My second answer, which probably isn't what you're looking for, but just in case it is:
I just realized that you might be looking for a mathematically rigorous proof that the entropy of the thermal distribution:
$$ H_\beta = - \sum_i p_i \log p_i \ \ \ \ \mathrm{where} \ \ \ \ p_i = e^{-\beta E_i}/Z $$
is increasing in temperature $T = \beta^{-1}$. Here's a sketch of one.
Lemma 1
For a given average energy $E_\mathrm{ave} = \sum_i p_i E_i$, the thermal distribution with energy $E_\mathrm{ave}$ maximizes the entropy over all distributions with that energy.
Proof sketch:
Use Lagrange multipliers.
Lemma 2
For the thermal distribution at any energy $E_\mathrm{ave}$ with $0 < \beta < \infty$, you can find a probability distribution with slightly higher average energy $E_\mathrm{ave}+\,\epsilon$ and greater entropy.
Proof sketch:
Find two energies $E_j < E_k$ and move some probability mass from $p_j$ to $p_k$.
Lemma 3
When we increase the temperature $\beta^{-1}$, we increase the average energy.
Proof sketch:
Show that for any two positive temperatures $\beta^{-1} < {\tilde{\beta}}^{-1}$, there is an energy $E_m$ such that in the thermal distributions, if $E_i < E_m$, then $p_i > \tilde{p}_i$ and if $E_i>E_m$, then $p_i < \tilde{p}_i$.
This can be shown by straightforward calculation.
Now we can prove the theorem.
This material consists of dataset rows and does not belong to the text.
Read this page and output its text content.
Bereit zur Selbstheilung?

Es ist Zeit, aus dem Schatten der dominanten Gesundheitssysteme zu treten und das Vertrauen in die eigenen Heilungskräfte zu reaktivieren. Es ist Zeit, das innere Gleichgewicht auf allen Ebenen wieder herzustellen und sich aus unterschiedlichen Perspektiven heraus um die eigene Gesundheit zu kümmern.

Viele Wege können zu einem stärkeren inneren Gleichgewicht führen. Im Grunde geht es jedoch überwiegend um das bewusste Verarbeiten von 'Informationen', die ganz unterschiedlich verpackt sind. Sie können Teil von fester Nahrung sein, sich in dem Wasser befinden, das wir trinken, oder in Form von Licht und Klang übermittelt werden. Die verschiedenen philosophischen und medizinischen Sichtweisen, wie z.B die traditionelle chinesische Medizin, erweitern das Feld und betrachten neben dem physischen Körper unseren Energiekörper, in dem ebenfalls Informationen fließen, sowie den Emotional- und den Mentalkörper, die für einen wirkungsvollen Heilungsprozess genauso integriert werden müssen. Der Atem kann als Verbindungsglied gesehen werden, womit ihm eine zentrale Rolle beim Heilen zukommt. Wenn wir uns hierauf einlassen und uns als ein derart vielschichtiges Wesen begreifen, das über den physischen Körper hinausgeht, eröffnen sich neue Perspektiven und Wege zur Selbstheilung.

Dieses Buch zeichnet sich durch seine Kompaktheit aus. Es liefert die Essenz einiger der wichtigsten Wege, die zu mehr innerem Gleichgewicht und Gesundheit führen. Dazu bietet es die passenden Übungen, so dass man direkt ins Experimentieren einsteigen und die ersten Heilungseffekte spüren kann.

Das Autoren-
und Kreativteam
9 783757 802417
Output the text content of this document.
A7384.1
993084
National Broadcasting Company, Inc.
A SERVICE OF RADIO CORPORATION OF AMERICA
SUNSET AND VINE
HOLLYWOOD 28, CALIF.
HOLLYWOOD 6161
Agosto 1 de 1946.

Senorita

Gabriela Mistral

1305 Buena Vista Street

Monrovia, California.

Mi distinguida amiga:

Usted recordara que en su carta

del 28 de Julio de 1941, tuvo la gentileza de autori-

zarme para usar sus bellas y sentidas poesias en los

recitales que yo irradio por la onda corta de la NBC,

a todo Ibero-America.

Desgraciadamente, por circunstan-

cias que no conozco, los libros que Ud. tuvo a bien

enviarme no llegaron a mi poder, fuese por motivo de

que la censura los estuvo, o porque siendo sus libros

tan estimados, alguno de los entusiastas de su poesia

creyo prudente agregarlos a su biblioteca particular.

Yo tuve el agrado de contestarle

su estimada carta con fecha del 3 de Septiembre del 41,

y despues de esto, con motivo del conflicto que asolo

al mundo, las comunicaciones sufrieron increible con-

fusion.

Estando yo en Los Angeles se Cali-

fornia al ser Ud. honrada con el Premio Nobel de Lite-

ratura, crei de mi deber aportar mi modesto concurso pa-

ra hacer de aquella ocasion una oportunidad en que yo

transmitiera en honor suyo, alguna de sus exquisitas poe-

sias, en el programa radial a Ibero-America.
Start with average energy $E_1$. By Lemma 2, we can increase the average energy to $E_2 = E_1+\epsilon\,$ and find a distribution with higher energy. But the thermal distribution at average energy $E_2$ has higher entropy than this distribution by Lemma 1. Thus, we've increased both the energy and the energy of the thermal distribution. But by Lemma 3, the thermal distribution at average energy $E_2$ also has higher temperature.